Search site...

Privacy Policy

Last updated: 2025-11-08 2025

1. Data Controller

Kurt Cotoaga
Grete-Mosheim-Str. 7
80636 München, Germany
Email: kurt@cotoaga.net

Hosting & Automatic Data Collection

This website is hosted by WordPress.com (Automattic Inc.).

Automatically collected data:

  • IP address (server logs)
  • Browser type and version
  • Operating system
  • Referrer URL
  • Access time and date

Legal basis: Legitimate interest (Art. 6(1)(f) GDPR)

Purpose: Website functionality and security

Storage: 30 days (server logs)

Privacy Policy: https://automattic.com/privacy/

3. Interactive Assessment Tools

When using our AI competency assessments (EU AI Act tools), we collect:

Required data:

  • Email address (for result

Automatically captured:

  • Assessment answers
  • Response times per question
  • Timestamp
  • Technical data (browser, OS, screen resolution)

Legal basis: Consent (Art. 6(1)(a) GDPR)

Purpose:

  • Generate personalized evaluations
  • Send results via email
  • Improve assessment tools
  • Create anonymized statistics

Storage:

  • Email addresses: Until withdrawal, max 3 years
  • Assessment data: 1 year (anonymized for statistics)
  • Technical logs: 30 days

Data sharing: None, except email service provider (under strict data processing agreement)

Withdrawal: Contact kurt@cotoaga.net anytime

4. Contact & Inquiries

When you contact us via email or phone:

Data collected: Your email address, phone number, message content
Legal basis: Legitimate interest (Art. 6(1)(f) GDPR)
Purpose: Respond to your inquiry
Storage: Duration of correspondence, then deleted
Sharing: None

5. Interactive Visualizations

Our tools (Klein Bottle, Solution Cube, Cost of Delay Estimator, etc.) run entirely in your browser. No interaction data is transmitted to our servers.

6. Cookies

Essential cookies: WordPress.com uses necessary cookies for core functionality.

Cookie consent: Managed by CookieYes (https://www.cookieyes.com/)

Tracking cookies: We do not implement additional tracking cookies.

7. Analytics

WordPress.com provides basic visitor statistics (page views, referrers).

Data processing: Per WordPress.com privacy policy
Purpose: Understand website usage
Legal basis: Legitimate interest (Art. 6(1)(f) GDPR)

8. External Links

We link to:

  • LinkedIn
  • X (formerly Twitter)
  • Unsplash
  • References for sources (media)

Clicking these links may transmit data to those platforms.

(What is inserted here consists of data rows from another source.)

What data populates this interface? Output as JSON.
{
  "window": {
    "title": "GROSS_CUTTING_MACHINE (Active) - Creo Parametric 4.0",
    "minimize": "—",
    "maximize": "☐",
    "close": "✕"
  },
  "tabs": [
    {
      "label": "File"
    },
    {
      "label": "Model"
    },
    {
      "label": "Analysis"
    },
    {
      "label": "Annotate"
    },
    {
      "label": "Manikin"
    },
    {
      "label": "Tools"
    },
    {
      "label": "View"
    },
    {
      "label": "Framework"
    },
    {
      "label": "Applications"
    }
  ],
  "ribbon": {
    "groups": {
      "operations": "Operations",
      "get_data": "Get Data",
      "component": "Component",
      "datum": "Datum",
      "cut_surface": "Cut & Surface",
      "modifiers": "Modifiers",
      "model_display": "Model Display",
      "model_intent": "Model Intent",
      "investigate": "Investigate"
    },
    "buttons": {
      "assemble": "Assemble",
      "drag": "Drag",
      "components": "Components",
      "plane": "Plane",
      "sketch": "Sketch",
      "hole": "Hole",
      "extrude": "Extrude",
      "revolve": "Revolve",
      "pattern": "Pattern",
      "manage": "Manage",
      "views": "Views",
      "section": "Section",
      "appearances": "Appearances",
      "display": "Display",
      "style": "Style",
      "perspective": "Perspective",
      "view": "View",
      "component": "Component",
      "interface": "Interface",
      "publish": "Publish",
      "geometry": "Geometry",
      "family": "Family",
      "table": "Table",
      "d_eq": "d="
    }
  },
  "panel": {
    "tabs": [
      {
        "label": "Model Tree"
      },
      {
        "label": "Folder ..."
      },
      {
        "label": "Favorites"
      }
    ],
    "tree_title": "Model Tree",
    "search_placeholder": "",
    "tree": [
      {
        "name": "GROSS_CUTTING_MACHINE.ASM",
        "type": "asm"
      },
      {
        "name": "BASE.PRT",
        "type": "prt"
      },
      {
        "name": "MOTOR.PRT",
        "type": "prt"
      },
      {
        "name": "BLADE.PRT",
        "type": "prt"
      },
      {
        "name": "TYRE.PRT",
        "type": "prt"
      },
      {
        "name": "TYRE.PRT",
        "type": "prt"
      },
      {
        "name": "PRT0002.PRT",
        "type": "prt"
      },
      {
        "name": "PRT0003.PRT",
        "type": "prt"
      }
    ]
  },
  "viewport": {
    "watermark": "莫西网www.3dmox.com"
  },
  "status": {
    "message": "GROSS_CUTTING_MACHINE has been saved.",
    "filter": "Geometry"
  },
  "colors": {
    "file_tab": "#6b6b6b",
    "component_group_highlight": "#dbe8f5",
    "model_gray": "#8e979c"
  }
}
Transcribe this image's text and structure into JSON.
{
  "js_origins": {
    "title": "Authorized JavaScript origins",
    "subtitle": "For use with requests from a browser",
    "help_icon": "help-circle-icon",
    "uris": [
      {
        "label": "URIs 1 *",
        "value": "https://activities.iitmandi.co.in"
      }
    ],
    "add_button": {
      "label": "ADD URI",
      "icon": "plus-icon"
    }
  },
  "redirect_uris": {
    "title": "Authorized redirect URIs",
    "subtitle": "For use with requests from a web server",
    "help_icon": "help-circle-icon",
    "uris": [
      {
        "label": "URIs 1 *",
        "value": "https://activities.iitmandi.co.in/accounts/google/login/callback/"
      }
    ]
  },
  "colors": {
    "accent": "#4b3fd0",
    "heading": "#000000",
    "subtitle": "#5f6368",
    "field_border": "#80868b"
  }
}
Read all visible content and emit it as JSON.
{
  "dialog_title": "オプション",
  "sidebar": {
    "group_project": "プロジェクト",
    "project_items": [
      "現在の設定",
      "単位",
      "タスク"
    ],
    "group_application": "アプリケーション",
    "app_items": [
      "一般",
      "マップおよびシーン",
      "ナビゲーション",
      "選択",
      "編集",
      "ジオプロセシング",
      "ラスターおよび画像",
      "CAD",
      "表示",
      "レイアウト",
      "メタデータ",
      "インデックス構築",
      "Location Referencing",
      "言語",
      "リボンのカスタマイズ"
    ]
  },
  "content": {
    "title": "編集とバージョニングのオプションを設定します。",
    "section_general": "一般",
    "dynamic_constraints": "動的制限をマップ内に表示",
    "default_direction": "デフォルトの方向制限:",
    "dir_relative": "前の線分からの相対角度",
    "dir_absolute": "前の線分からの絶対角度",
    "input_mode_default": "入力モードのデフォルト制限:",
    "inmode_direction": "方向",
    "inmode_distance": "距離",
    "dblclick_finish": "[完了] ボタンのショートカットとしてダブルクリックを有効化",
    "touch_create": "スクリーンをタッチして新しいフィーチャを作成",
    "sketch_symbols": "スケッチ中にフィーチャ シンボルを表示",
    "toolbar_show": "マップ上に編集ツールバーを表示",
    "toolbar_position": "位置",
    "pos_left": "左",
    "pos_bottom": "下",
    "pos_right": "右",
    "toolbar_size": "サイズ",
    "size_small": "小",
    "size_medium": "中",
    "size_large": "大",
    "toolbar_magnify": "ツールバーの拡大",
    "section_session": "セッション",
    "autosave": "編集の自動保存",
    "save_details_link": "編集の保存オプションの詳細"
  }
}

We are not responsible for their data processing. Review their respective privacy policies.

9. Your Rights (GDPR)

You have the right to:

Access: your personal data

Rectification: of incorrect data

Erasure: (“right to be forgotten”)

Data portability: (receive data in structured format)

Restriction: of processing

Object: to processing

Withdraw consent at any time (without affecting prior processing)

Contact: kurt@cotoaga.net

10. Security Measures

We implement appropriate technical and organizational measures to protect your data from:

  • Unauthorized access
  • Unlawful processing
  • Accidental loss
  • Unauthorized destruction
11. Supervisory Authority

You have the right to lodge a complaint with a data protection supervisory authority.

Competent authority (Germany):
Bayerisches Landesamt für Datenschutzaufsicht
Promenade 18
91522 Ansbach
Germany
https://www.lda.bayern.de

EU-wide information: https://edpb.europa.eu/about-edpb/board/members_en

12. AI & Content Creation

This website’s content is created through human-AI collaboration (Kurt Cotoaga + AI tools).

User data is never used to train AI models.

Photography by Tanja & Kurt Cotoaga.

This privacy policy complies with GDPR (EU 2016/679) and German data protection law (BDSG).